The life of an ordinary girl

"We should work twice harder to beat the genius." says Rock Lee in Naruto. And I agree with it.

Sunday, July 02, 2006

I am really greatful to have you as a Friend!

.I actually decided not to post this. But after chatting with my friend, I found out that I am more willing to spilled it out. Last Thursday, my math teacher finally give out the papers. The paper we got was mathematic P2, which was the paper which can help us to top-up our marks on P1.
When i got my paper, I found out that I have failed. I don't know why, but I am just too numb to cry or say anything.

My reaction is just like this picture on top. I have no feeling or thought or what so ever. I feel like...nothing. Even when my friend said "If you want to cry, cry lar.." I still don't have the moist in my eyes. I don't know what happened, I just feel nothing at all.

I went back home and decided not to tell my father about this yet. He got a lot of problems lately and I don't want him to know that I failed my maths and got all heat up. I kept quiet and went back upstairs.

At night, like usual, i have to go down and sit in front of my homeworks for an hour for him to have a look and for him to know i am learning. I finished on of my test and I gave it to him. All of a sudden he said "I will make a nobody to somebody. And you will be the black horse of St.John." The pride glowing out from his face makes me start to feel guilty.

The black horse of St. John?? I wonder. I really wonder how will he react if he knows I failed my math. Though my friends say that we should have a look at P1 only then we make final conclusions, but I am sure if P2 I can't score, how is it possible for me to score for P1 which is more difficult??

Anyway, kept this as a secret from my family members for 3 days already. Whenever i go out I still feel guilty. And I tried hard not to think of it, but I believe that I am lost now. Although i have no feelings, I know that I am lost, but I don't know where to start off, to search myself, to search the old me back, enjoying study.

Well, I really need to thank my friend feli! She is an angel! She actually gave me advice, helped me to search for myself. Why do I study? I study for myself?Or do I study for my parents? Am I stressing myself too much until I am not sure what I am doing already?Am I lossing my confidence after all these years? She really give me great advice. And she nearly made me cry because the feeling of uncertainty, insecurity were rushing to my heart. It is a tear of feeling being cared and the feeling that a burden has at least being less. But, I controled myself...I don't want my family members know that I am crying...You can know how busybody family can be...-_-lll

Anyway, I found out that she is right. I have lost my confidence. I have lost the feeling of feeling satisfy for finishing my work while understanding it. I have lost the aim of my life. I have lost all the entertainment that I should control while enjoying it.

Now, I am taking her advice to try to be confidence and believe that I can make it.
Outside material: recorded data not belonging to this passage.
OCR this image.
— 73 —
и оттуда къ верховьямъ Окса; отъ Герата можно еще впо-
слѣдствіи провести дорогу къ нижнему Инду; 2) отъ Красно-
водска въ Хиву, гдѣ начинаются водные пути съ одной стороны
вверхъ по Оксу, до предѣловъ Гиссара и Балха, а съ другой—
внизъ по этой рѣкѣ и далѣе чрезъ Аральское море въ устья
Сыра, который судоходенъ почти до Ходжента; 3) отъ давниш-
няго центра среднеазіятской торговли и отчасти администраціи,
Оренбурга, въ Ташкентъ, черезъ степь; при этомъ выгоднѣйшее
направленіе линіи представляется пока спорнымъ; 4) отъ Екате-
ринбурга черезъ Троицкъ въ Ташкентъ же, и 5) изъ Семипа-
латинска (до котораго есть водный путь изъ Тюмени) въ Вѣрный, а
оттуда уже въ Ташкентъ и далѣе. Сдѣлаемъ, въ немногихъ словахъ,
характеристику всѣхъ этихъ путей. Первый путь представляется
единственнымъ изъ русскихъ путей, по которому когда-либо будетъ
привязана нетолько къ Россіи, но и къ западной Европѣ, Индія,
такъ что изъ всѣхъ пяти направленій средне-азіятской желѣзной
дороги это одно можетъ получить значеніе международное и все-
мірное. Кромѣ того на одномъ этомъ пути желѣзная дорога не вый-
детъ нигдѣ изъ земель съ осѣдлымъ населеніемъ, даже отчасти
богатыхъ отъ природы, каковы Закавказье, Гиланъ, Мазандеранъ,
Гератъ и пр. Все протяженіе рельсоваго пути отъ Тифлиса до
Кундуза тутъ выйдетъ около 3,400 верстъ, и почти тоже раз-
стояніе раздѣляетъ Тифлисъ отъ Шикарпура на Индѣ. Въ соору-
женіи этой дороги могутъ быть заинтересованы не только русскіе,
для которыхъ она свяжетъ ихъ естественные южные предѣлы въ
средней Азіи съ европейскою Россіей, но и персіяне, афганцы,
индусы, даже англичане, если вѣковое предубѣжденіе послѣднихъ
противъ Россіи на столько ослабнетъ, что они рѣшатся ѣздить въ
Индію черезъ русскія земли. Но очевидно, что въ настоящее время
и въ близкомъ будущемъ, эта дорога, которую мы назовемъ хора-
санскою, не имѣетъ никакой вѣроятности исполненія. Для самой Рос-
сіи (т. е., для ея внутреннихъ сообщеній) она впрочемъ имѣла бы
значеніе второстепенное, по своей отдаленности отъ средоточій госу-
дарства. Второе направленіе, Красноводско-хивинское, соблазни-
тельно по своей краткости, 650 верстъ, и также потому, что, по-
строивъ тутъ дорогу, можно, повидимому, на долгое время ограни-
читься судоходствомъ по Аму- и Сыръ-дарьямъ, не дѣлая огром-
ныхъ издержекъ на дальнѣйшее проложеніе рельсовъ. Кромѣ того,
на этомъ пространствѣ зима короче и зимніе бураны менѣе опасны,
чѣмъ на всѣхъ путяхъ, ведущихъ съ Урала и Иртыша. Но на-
This is the only second chance that I have. I cannot screw it up because I am being weak. I have to stand strong. If she can make it through with a hell lot of pressure more than mine, why can't I? I have to start to search the feeling of loving my books again. Finding the satisfying feeling after obtaining a knowledge. I need to do it. I have to be strong. I cannot just stay and march on the same spot forever.

Chuan Ping! You must do it! ><

I have decided to locked all my novels away. I have decided to let the downoad-ing anime task pass to my younger sister and take it over after my STPM (I won't want her to be addicted like me and have a hard time going through it like me...) Well, I need a more firm concentration. I still buy novels, but they are going to stay in my cupboard until I finally achieve my goal. That is, at least get a B+ for all of my subjects this final term. Then, I will move up to A- or A in STPM. Though it is kinda rush, but I am hoping that this 4 months can let me have the time to change, to love the knowledge I am learning now.

I am sorry if I made anyone of you worried. Especially for milky ann and Feli. You two are the best friend that I can ever have. You two stand beside me whenever I am in trouble and give me really wise advice. I feel lucky to have both of you as my friends. Both as mature as they can be and can be as funny as the time comes for them to relax and remembering the crazy things we had during our no-stress secondary school life.

I am really grateful for Feli's advice. I will be strong! :D and take you as a guideline to my future...^_^ Also taking milky ann as a guideline to become a stressful student but yet, able to chase after our becoming writer dream.^_^

I contribute this post for the 2 of these amazing friends. To my gong gong Feli. And to my ex-popo milkyann

P/S: Milky, trying hard to get back the TNS feeling back....sorry for letting you worry....><

Feli, you really helped me through this. I think I will try to get my courage to let my dad know my results. And you are right, sometimes they just want the best out of us.....

4 Comments:

  • At 7/02/2006 10:22:00 PM, Anonymous Anonymous said…

    Yeah~u finally found yourself!!!
    Ganbateh~^^v

     
  • At 7/03/2006 04:17:00 PM, Blogger David C Zaius said…

    hmm.. indirectly thanks for posting this up. Yeah, we all need to concentrate now as time is short. Adding more that life is just so crazy. But your friend is correct and i am glad that you posted this cause it is an advice to me as well. Tq ama~
    And also thank you for being there for me all this while, though i have been a lousy grandson. Will work to it and learn my chinese.

    Gambateo to you and will you all the success in the world.

     
  • At 7/03/2006 11:47:00 PM, Anonymous Anonymous said…

    lol, i can't believe you're calling me milky. r you okay ar? lol.. it's a bit weird, but nvm.. i welcome nicknames :P

    anyway, i was worried too.. feli was talking to me abt it.. my dear, it's good that you're back on yr feet, i'm always thinking of you, you know! sorry i had to leave for football the other day leh.. haha, i feel so bad.

    i also benefited frm this post, i haven't been getting lotsa motivation lately (what to do, become fifa addict liao..) and i only hav a month left to finals! SHIT man, so much law-principle-case to memorize, now getting really scared. we ganbatte together!!!!!!!

    i belanja you when we go out sometime soon, k. love you always

    susu

     
  • At 7/08/2006 02:53:00 AM, Anonymous Anonymous said…

    lol susu. thats funny milky-all-the-way..

    Hey thanks for mentioning me on your blog, I feel so touched in a way. :)

    I proud of you, you stood your ground and fight till your last battle ends. That was the CP. I knew before, always lifting her spirits high, smiles and laughter always.

    This is part of being a friend, caring and giving advice. I'm no longer worried about you handling your confidence.. you are actually slowly gainning it back :)

    You go show whos boss now! :D

    Love your books and also love yourself :)

    <3 feli :DDDD so much love mwhaha.